#Komiaza.com -C’était dans un pays lointain. Un conducteur de taxi avait mal de sa vie. Les voisins ont déjà sauvé sa vie plus d’une vingtaine de fois. Pourtant un jour, il gagna 50 millions de francs au loto. Jouer au loto était la seule chose qui lui permettait de sourire de temps à autre, et d’espérer.
L’homme gara son vieux taxi dans un parking et se rendit à pieds au siège de la Société Nationale du Loto, muni de son ticket. Il y arriva le corps baignant dans la sueur. Il se présenta, et les hôtesses d’accueil le firent asseoir dans un coin pendant un bon moment, avant de venir le chercher pour le conduire au bureau des comptes.
Notre taximan déposa à la fois son permis de conduire et son ticket sur la table. Dès que la phase des vérifications fut terminée, l’un des quatre occupants du bureau désigna un collaborateur pour aller chez le Directeur qui ne tarda pas à se joindre à eux. Aussitôt la poignée de mains échangée avec le directeur, l’homme sortit de la poche de son blouson noir blanchi par le temps un masque qu’il enfila pour cacher son visage.
Le directeur de la société et ses proches collaborateurs furent pris de panique. Il lui ordonna d’ôter son masque, en vain. Le comptable eu l’idée de lui poser la question sur la signification de son geste :
« Monsieur ! Pouvez- vous au moins nous expliquer le pourquoi de ce masque que vous enfilez, s’il vous plait ? »

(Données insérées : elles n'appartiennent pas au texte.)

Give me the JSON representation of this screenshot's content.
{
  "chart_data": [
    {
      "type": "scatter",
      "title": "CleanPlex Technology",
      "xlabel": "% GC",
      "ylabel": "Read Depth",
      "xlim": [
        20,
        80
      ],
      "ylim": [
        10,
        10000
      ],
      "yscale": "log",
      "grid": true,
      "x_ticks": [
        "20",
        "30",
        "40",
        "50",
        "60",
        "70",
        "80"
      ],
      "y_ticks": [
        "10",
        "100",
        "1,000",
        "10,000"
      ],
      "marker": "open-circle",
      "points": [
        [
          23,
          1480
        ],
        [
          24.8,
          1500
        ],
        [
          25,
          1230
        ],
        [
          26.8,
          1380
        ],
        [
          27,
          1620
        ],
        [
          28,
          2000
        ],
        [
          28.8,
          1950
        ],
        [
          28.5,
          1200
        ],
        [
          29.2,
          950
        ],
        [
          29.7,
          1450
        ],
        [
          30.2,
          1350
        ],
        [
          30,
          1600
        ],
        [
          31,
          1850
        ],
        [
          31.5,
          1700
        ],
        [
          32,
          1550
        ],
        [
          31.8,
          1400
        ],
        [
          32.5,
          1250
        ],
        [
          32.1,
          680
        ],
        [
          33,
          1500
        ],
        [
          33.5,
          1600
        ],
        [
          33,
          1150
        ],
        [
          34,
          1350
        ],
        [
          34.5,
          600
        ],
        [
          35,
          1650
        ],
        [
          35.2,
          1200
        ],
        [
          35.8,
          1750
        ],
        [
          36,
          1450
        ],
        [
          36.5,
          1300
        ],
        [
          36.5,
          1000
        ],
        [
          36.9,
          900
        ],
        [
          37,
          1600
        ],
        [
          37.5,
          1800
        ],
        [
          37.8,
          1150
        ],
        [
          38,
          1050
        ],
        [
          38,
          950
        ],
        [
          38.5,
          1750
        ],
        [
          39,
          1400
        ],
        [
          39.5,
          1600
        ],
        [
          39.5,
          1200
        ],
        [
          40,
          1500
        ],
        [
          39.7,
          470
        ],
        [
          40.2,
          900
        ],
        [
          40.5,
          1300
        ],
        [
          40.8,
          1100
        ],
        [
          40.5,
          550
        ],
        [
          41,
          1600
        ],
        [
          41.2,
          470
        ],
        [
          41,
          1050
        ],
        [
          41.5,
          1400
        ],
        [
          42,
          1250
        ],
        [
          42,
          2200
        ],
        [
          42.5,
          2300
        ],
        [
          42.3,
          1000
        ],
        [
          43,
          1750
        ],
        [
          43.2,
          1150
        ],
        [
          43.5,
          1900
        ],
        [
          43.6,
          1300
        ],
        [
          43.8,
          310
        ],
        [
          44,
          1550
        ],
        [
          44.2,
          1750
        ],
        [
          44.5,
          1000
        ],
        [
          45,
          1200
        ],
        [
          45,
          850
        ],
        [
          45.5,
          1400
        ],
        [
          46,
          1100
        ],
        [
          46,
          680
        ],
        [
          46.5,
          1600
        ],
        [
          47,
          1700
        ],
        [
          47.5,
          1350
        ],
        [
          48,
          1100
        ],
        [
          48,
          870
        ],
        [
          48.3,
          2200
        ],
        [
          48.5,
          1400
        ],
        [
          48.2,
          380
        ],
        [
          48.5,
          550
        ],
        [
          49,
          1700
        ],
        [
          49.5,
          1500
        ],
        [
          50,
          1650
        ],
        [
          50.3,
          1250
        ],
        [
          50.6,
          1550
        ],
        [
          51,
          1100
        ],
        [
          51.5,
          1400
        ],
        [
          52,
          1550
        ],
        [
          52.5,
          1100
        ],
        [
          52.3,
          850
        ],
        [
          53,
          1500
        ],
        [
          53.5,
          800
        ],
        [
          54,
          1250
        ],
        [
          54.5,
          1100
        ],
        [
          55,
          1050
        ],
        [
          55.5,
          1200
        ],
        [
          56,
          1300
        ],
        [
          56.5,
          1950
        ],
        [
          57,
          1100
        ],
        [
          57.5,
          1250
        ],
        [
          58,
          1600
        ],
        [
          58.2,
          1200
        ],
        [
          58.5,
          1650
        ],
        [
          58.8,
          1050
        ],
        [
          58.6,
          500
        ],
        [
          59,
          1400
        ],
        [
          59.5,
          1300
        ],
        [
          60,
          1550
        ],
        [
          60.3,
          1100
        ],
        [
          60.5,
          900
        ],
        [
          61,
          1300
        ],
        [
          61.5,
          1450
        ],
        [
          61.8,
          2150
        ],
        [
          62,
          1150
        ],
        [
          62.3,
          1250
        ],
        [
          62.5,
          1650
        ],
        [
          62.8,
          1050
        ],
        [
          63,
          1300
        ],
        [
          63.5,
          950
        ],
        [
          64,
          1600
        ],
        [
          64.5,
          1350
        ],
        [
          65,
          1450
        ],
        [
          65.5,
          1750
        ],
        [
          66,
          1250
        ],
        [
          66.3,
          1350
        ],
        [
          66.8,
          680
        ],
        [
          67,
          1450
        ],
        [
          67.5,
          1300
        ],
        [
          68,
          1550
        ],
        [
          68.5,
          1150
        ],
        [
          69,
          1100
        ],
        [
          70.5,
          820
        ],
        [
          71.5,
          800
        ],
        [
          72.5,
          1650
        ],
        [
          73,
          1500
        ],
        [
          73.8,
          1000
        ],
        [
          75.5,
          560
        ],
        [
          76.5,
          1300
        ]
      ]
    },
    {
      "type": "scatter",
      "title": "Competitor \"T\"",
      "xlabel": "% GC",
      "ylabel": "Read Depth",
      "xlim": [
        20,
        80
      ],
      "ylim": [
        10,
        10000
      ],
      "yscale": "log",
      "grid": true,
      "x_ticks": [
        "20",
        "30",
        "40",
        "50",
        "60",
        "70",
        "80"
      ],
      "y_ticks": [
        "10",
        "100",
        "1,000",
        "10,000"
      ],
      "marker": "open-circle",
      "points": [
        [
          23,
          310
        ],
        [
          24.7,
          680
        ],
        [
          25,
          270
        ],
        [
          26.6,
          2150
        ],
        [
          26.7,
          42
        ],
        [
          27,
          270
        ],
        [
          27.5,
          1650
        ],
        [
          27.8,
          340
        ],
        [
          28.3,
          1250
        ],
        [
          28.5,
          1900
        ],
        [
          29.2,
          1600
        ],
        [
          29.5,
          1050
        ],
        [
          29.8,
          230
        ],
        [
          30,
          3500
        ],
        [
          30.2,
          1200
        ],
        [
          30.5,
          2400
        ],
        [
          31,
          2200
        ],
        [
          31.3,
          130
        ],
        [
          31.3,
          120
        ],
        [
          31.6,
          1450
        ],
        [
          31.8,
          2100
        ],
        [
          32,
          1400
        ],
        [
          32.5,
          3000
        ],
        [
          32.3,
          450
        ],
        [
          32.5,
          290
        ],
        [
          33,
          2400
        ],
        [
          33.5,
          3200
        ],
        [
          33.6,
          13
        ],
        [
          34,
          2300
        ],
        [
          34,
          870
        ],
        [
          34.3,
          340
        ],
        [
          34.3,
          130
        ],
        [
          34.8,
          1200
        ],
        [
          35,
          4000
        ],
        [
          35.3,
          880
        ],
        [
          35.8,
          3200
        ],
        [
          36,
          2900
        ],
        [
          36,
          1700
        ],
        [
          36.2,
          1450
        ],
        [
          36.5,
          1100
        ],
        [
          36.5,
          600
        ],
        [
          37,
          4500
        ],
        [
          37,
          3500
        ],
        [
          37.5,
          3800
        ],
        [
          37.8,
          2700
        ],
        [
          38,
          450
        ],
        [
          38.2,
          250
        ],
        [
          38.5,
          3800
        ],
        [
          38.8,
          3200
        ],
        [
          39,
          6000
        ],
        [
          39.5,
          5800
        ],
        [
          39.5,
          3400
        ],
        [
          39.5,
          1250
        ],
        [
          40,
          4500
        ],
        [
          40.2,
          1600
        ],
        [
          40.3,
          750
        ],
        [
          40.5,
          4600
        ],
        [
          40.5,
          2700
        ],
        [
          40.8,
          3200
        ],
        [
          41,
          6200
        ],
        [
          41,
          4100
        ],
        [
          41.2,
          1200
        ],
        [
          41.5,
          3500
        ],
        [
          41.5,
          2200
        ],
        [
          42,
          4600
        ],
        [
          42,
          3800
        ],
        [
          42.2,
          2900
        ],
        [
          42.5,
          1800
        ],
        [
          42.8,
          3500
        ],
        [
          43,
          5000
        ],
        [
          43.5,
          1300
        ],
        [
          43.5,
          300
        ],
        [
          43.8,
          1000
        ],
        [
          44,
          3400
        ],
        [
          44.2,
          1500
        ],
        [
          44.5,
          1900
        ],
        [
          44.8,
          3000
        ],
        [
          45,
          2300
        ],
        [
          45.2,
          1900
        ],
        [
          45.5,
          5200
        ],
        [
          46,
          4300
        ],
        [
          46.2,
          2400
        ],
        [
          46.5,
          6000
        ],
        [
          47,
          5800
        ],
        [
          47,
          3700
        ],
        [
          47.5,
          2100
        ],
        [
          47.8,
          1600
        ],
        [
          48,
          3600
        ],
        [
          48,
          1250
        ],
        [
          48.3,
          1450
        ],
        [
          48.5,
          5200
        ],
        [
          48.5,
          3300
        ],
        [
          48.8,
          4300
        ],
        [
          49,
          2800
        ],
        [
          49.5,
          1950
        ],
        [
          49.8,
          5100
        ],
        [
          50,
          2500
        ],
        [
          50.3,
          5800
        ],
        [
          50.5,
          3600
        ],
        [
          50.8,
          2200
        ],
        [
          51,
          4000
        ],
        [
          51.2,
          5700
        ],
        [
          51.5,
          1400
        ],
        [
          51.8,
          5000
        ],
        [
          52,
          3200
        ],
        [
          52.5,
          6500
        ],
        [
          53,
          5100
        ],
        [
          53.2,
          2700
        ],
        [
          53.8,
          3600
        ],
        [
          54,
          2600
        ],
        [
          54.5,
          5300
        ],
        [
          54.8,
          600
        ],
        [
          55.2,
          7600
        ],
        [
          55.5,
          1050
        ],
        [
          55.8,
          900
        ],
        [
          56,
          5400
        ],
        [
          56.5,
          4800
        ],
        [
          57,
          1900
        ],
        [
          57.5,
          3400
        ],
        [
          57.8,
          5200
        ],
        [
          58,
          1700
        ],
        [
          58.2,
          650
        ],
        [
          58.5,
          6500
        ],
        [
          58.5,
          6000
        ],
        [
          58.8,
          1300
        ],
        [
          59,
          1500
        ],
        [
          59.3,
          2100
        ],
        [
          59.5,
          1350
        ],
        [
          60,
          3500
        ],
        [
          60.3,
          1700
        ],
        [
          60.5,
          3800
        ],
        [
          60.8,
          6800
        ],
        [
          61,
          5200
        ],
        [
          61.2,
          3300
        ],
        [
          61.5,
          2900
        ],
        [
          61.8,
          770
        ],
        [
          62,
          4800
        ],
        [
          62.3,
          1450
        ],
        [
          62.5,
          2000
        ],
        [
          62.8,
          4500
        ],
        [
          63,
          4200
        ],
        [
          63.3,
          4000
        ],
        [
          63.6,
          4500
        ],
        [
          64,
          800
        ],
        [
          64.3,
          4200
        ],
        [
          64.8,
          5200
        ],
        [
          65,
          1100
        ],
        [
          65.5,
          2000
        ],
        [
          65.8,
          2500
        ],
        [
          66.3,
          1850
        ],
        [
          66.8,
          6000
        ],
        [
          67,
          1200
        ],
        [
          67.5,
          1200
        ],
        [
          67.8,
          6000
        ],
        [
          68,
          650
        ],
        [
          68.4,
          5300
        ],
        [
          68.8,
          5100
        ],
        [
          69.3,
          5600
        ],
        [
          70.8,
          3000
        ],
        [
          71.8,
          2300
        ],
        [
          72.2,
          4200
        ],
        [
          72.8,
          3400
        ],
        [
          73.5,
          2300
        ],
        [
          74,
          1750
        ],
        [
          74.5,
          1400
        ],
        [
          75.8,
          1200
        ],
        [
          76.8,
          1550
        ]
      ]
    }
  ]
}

L’homme ne se fit pas prier pour répondre, avec une froideur et une telle assurance que même le plus insensible des humains se plierait.
« Ecoutez ! Vous ne connaissez pas ce que je vis dans mon ménage, mais je vous prie de me comprendre. J’ai une épouse et trois enfants déjà adultes. S’ils sont au courant de ce que nous faisons ici en ce moment, vous viendrez à mes funérailles pas plus tard que demain. J’ai eu le grand malheur d’épouser la plus belle femme du pays, celle qui tient constamment un couteau sur mon cou. Je vous en supplie, je ne voudrais ni voir mon visage ni mon nom quelque part. Utilisez juste mon numéro de ticket pour votre promo ».
Ses interlocuteurs furent abasourdis. Le directeur voulu plus d’explications et il insista pour que son client lui exposa quelques scènes de sa vie.
« Monsieur, vous voudriez argumenter ce que vous venez de dire là ? Vous êtes sans oublier que les gagnants mettent leur image à la disposition de la société pour faire la promotion du produit. Vous devez faire désormais partie de nos mascottes, afin que certains incrédules puissent se rendre compte que c’est possible ! »
L’homme hésita un instant, puis plongea la main dans la poche de son blouson. Il en sortit un téléphone qu’il alluma, et fit découvrir certaines photos prises par des voisins lors de multiples maltraitances que sa femme et leurs trois enfants lui font subir. Une photo le montrait au sol, militairement immobilisé par deux jeunes hommes et une jeune fille, et cette femme l’assenait des coups de pilon.
« Tenez ! C’est ça ma vie. Je ne peux pas monter sur les toits pour raconter mon calvaire. Dieu vient d’exaucer mes prières : me donner de quoi disparaitre pour aller refaire ma vie ailleurs. Je veux échapper à la panthère et à ses petits. Savez-vous, il suffit que je n’aie pas ce qu’ils me demandent pour que je devienne leur tam-tam. »
Après cet épisode, le directeur demanda qu’ils rejoignent la Salle des Opérations où quelques personnels, des invités et les médias étaient en attente de la cérémonie de signature. Dès que chacun occupa la place indiquée par les hôtesses, la salle fut surprise de se retrouver face à un Millionnaire « invisible » et « muet ».